Source: [Link](https://python.langchain.com/docs/modules/data_connection/retrievers/MultiQueryRetriever/)

In [16]:
from langchain.retrievers.multi_query import MultiQueryRetriever
from langchain_openai import ChatOpenAI

question = "What are the approaches to Task Decomposition?"
llm = ChatOpenAI(model="gpt-4-turbo", temperature=0)
retriever_from_llm = MultiQueryRetriever.from_llm(
    retriever=vectorstore.as_retriever(), llm=llm
)

In [17]:
# Set logging for the queries
import logging

logging.basicConfig()
logging.getLogger("langchain.retrievers.multi_query").setLevel(logging.INFO)

In [20]:
question = "What are the approaches to Task Decomposition in context of LLMs?"
unique_docs = retriever_from_llm.invoke(question)
len(unique_docs)

INFO:langchain.retrievers.multi_query:Generated queries: ['What methods are used for breaking down tasks in large language models?', '', 'How do large language models handle task decomposition?', '', 'Can you describe the strategies for task decomposition in large language models?']


10

In [21]:
# RAG
template = """Answer the following question based on this context:

{context}

Question: {question}
"""

prompt = ChatPromptTemplate.from_template(template)

# llm = ChatOpenAI(temperature=0)

final_rag_chain = (
    {"context": retriever_from_llm, 
     "question": itemgetter("question")} 
    | prompt
    | llm
    | StrOutputParser()
)

In [23]:
display(Markdown(final_rag_chain.invoke({"question": question})))

INFO:langchain.retrievers.multi_query:Generated queries: ['What methods are used for breaking down tasks in large language models?', '', 'How do large language models handle task decomposition?', '', 'Can you describe the strategies for task decomposition in large language models?']


The approaches to task decomposition in the context of Large Language Models (LLMs) as described in the provided documents include:

1. **Chain of Thought (CoT)**: Introduced by Wei et al. in 2022, this technique involves instructing the model to "think step by step." This method allows the LLM to use more test-time computation to break down complex tasks into smaller, more manageable steps.
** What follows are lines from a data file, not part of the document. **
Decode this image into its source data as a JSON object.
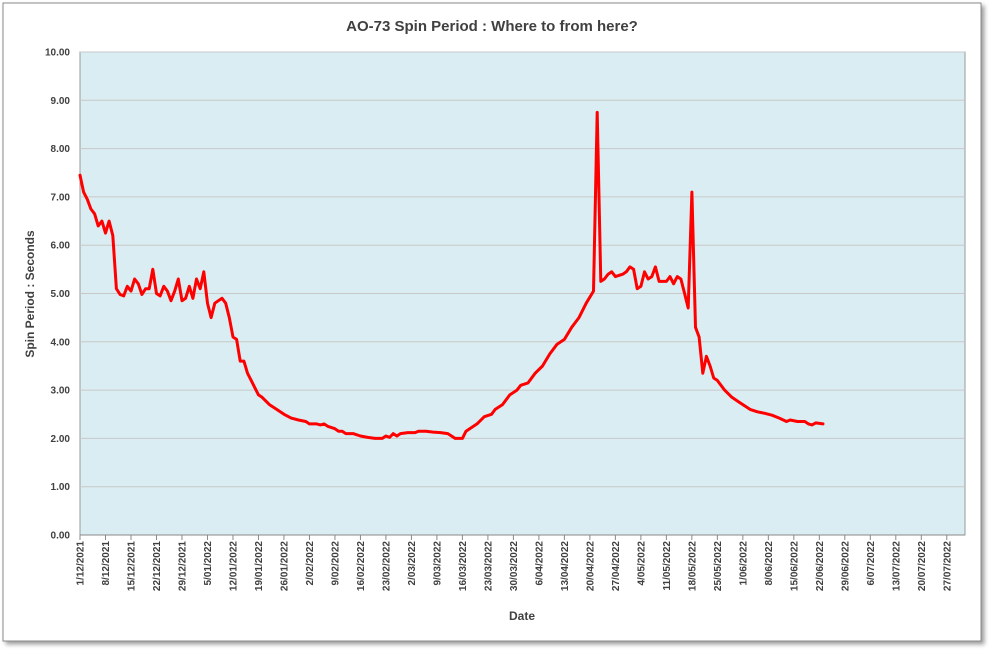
{
  "chart_data": {
    "type": "line",
    "title": "AO-73 Spin Period : Where to from here?",
    "xlabel": "Date",
    "ylabel": "Spin Period : Seconds",
    "xlim": [
      "2021-12-01",
      "2022-08-01"
    ],
    "ylim": [
      0,
      10
    ],
    "yticks": [
      {
        "value": 0,
        "label": "0.00"
      },
      {
        "value": 1,
        "label": "1.00"
      },
      {
        "value": 2,
        "label": "2.00"
      },
      {
        "value": 3,
        "label": "3.00"
      },
      {
        "value": 4,
        "label": "4.00"
      },
      {
        "value": 5,
        "label": "5.00"
      },
      {
        "value": 6,
        "label": "6.00"
      },
      {
        "value": 7,
        "label": "7.00"
      },
      {
        "value": 8,
        "label": "8.00"
      },
      {
        "value": 9,
        "label": "9.00"
      },
      {
        "value": 10,
        "label": "10.00"
      }
    ],
    "xticks": [
      {
        "value": "2021-12-01",
        "label": "1/12/2021"
      },
      {
        "value": "2021-12-08",
        "label": "8/12/2021"
      },
      {
        "value": "2021-12-15",
        "label": "15/12/2021"
      },
      {
        "value": "2021-12-22",
        "label": "22/12/2021"
      },
      {
        "value": "2021-12-29",
        "label": "29/12/2021"
      },
      {
        "value": "2022-01-05",
        "label": "5/01/2022"
      },
      {
        "value": "2022-01-12",
        "label": "12/01/2022"
      },
      {
        "value": "2022-01-19",
        "label": "19/01/2022"
      },
      {
        "value": "2022-01-26",
        "label": "26/01/2022"
      },
      {
        "value": "2022-02-02",
        "label": "2/02/2022"
      },
      {
        "value": "2022-02-09",
        "label": "9/02/2022"
      },
      {
        "value": "2022-02-16",
        "label": "16/02/2022"
      },
      {
        "value": "2022-02-23",
        "label": "23/02/2022"
      },
      {
        "value": "2022-03-02",
        "label": "2/03/2022"
      },
      {
        "value": "2022-03-09",
        "label": "9/03/2022"
      },
      {
        "value": "2022-03-16",
        "label": "16/03/2022"
      },
      {
        "value": "2022-03-23",
        "label": "23/03/2022"
      },
      {
        "value": "2022-03-30",
        "label": "30/03/2022"
      },
      {
        "value": "2022-04-06",
        "label": "6/04/2022"
      },
      {
        "value": "2022-04-13",
        "label": "13/04/2022"
      },
      {
        "value": "2022-04-20",
        "label": "20/04/2022"
      },
      {
        "value": "2022-04-27",
        "label": "27/04/2022"
      },
      {
        "value": "2022-05-04",
        "label": "4/05/2022"
      },
      {
        "value": "2022-05-11",
        "label": "11/05/2022"
      },
      {
        "value": "2022-05-18",
        "label": "18/05/2022"
      },
      {
        "value": "2022-05-25",
        "label": "25/05/2022"
      },
      {
        "value": "2022-06-01",
        "label": "1/06/2022"
      },
      {
        "value": "2022-06-08",
        "label": "8/06/2022"
      },
      {
        "value": "2022-06-15",
        "label": "15/06/2022"
      },
      {
        "value": "2022-06-22",
        "label": "22/06/2022"
      },
      {
        "value": "2022-06-29",
        "label": "29/06/2022"
      },
      {
        "value": "2022-07-06",
        "label": "6/07/2022"
      },
      {
        "value": "2022-07-13",
        "label": "13/07/2022"
      },
      {
        "value": "2022-07-20",
        "label": "20/07/2022"
      },
      {
        "value": "2022-07-27",
        "label": "27/07/2022"
      }
    ],
    "grid": true,
    "background": "#daedf3",
    "color": "#ff0000",
    "x": [
      "2021-12-01",
      "2021-12-02",
      "2021-12-03",
      "2021-12-04",
      "2021-12-05",
      "2021-12-06",
      "2021-12-07",
      "2021-12-08",
      "2021-12-09",
      "2021-12-10",
      "2021-12-11",
      "2021-12-12",
      "2021-12-13",
      "2021-12-14",
      "2021-12-15",
      "2021-12-16",
      "2021-12-17",
      "2021-12-18",
      "2021-12-19",
      "2021-12-20",
      "2021-12-21",
      "2021-12-22",
      "2021-12-23",
      "2021-12-24",
      "2021-12-25",
      "2021-12-26",
      "2021-12-27",
      "2021-12-28",
      "2021-12-29",
      "2021-12-30",
      "2021-12-31",
      "2022-01-01",
      "2022-01-02",
      "2022-01-03",
      "2022-01-04",
      "2022-01-05",
      "2022-01-06",
      "2022-01-07",
      "2022-01-08",
      "2022-01-09",
      "2022-01-10",
      "2022-01-11",
      "2022-01-12",
      "2022-01-13",
      "2022-01-14",
      "2022-01-15",
      "2022-01-16",
      "2022-01-17",
      "2022-01-18",
      "2022-01-19",
      "2022-01-20",
      "2022-01-22",
      "2022-01-24",
      "2022-01-26",
      "2022-01-28",
      "2022-01-30",
      "2022-02-01",
      "2022-02-02",
      "2022-02-04",
      "2022-02-05",
      "2022-02-06",
      "2022-02-07",
      "2022-02-09",
      "2022-02-10",
      "2022-02-11",
      "2022-02-12",
      "2022-02-14",
      "2022-02-16",
      "2022-02-18",
      "2022-02-20",
      "2022-02-22",
      "2022-02-23",
      "2022-02-24",
      "2022-02-25",
      "2022-02-26",
      "2022-02-27",
      "2022-03-01",
      "2022-03-03",
      "2022-03-04",
      "2022-03-06",
      "2022-03-08",
      "2022-03-10",
      "2022-03-12",
      "2022-03-13",
      "2022-03-14",
      "2022-03-16",
      "2022-03-17",
      "2022-03-18",
      "2022-03-20",
      "2022-03-22",
      "2022-03-24",
      "2022-03-25",
      "2022-03-27",
      "2022-03-28",
      "2022-03-29",
      "2022-03-31",
      "2022-04-01",
      "2022-04-03",
      "2022-04-05",
      "2022-04-07",
      "2022-04-09",
      "2022-04-11",
      "2022-04-13",
      "2022-04-15",
      "2022-04-16",
      "2022-04-17",
      "2022-04-19",
      "2022-04-21",
      "2022-04-22",
      "2022-04-23",
      "2022-04-24",
      "2022-04-25",
      "2022-04-26",
      "2022-04-27",
      "2022-04-29",
      "2022-04-30",
      "2022-05-01",
      "2022-05-02",
      "2022-05-03",
      "2022-05-04",
      "2022-05-05",
      "2022-05-06",
      "2022-05-07",
      "2022-05-08",
      "2022-05-09",
      "2022-05-11",
      "2022-05-12",
      "2022-05-13",
      "2022-05-14",
      "2022-05-15",
      "2022-05-16",
      "2022-05-17",
      "2022-05-18",
      "2022-05-19",
      "2022-05-20",
      "2022-05-21",
      "2022-05-22",
      "2022-05-23",
      "2022-05-24",
      "2022-05-25",
      "2022-05-26",
      "2022-05-27",
      "2022-05-29",
      "2022-05-31",
      "2022-06-02",
      "2022-06-03",
      "2022-06-05",
      "2022-06-07",
      "2022-06-09",
      "2022-06-11",
      "2022-06-13",
      "2022-06-14",
      "2022-06-16",
      "2022-06-18",
      "2022-06-19",
      "2022-06-20",
      "2022-06-21",
      "2022-06-23"
    ],
    "values": [
      7.45,
      7.1,
      6.95,
      6.75,
      6.65,
      6.4,
      6.5,
      6.25,
      6.5,
      6.2,
      5.1,
      4.98,
      4.95,
      5.15,
      5.05,
      5.3,
      5.2,
      4.98,
      5.1,
      5.1,
      5.5,
      5.0,
      4.95,
      5.15,
      5.05,
      4.85,
      5.05,
      5.3,
      4.85,
      4.9,
      5.15,
      4.9,
      5.3,
      5.1,
      5.45,
      4.8,
      4.5,
      4.8,
      4.85,
      4.9,
      4.8,
      4.5,
      4.1,
      4.05,
      3.6,
      3.6,
      3.35,
      3.2,
      3.05,
      2.9,
      2.85,
      2.7,
      2.6,
      2.5,
      2.42,
      2.38,
      2.35,
      2.3,
      2.3,
      2.28,
      2.3,
      2.25,
      2.2,
      2.15,
      2.15,
      2.1,
      2.1,
      2.05,
      2.02,
      2.0,
      2.0,
      2.05,
      2.02,
      2.1,
      2.05,
      2.1,
      2.12,
      2.12,
      2.15,
      2.15,
      2.13,
      2.12,
      2.1,
      2.05,
      2.0,
      2.0,
      2.15,
      2.2,
      2.3,
      2.45,
      2.5,
      2.6,
      2.7,
      2.8,
      2.9,
      3.0,
      3.1,
      3.15,
      3.35,
      3.5,
      3.75,
      3.95,
      4.05,
      4.3,
      4.4,
      4.5,
      4.8,
      5.05,
      8.75,
      5.25,
      5.3,
      5.4,
      5.45,
      5.35,
      5.4,
      5.45,
      5.55,
      5.5,
      5.1,
      5.15,
      5.45,
      5.3,
      5.35,
      5.55,
      5.25,
      5.25,
      5.35,
      5.2,
      5.35,
      5.3,
      5.0,
      4.7,
      7.1,
      4.3,
      4.1,
      3.35,
      3.7,
      3.5,
      3.25,
      3.2,
      3.1,
      3.0,
      2.85,
      2.75,
      2.65,
      2.6,
      2.55,
      2.52,
      2.48,
      2.42,
      2.35,
      2.38,
      2.35,
      2.35,
      2.3,
      2.28,
      2.32,
      2.3
    ]
  }
}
The CoT approach helps in transforming large tasks into multiple manageable tasks and provides insights into the model’s reasoning process.

2. **Tree of Thoughts**: An extension of the CoT approach, developed by Yao et al. in 2023, which explores multiple reasoning possibilities at each step. It starts by decomposing the problem into multiple thought steps and then generates multiple thoughts per step, creating a tree structure. The search process within this structure can be conducted using either breadth-first search (BFS) or depth-first search (DFS), with each state evaluated by a classifier (via a prompt) or by majority vote.

3. **Simple Prompting Techniques**: These involve using straightforward prompts to guide the LLM in decomposing tasks. Examples include prompts like "Steps for XYZ.\n1.", "What are the subgoals for achieving XYZ?", or task-specific instructions such as "Write a story outline." for writing a novel.

4. **Human Inputs**: Involving human interaction to guide or adjust the task decomposition process, ensuring that the decomposition aligns with human understanding and requirements.

These approaches highlight the versatility and adaptability of LLMs in handling complex tasks by breaking them down into simpler, more digestible components, either autonomously or with human guidance.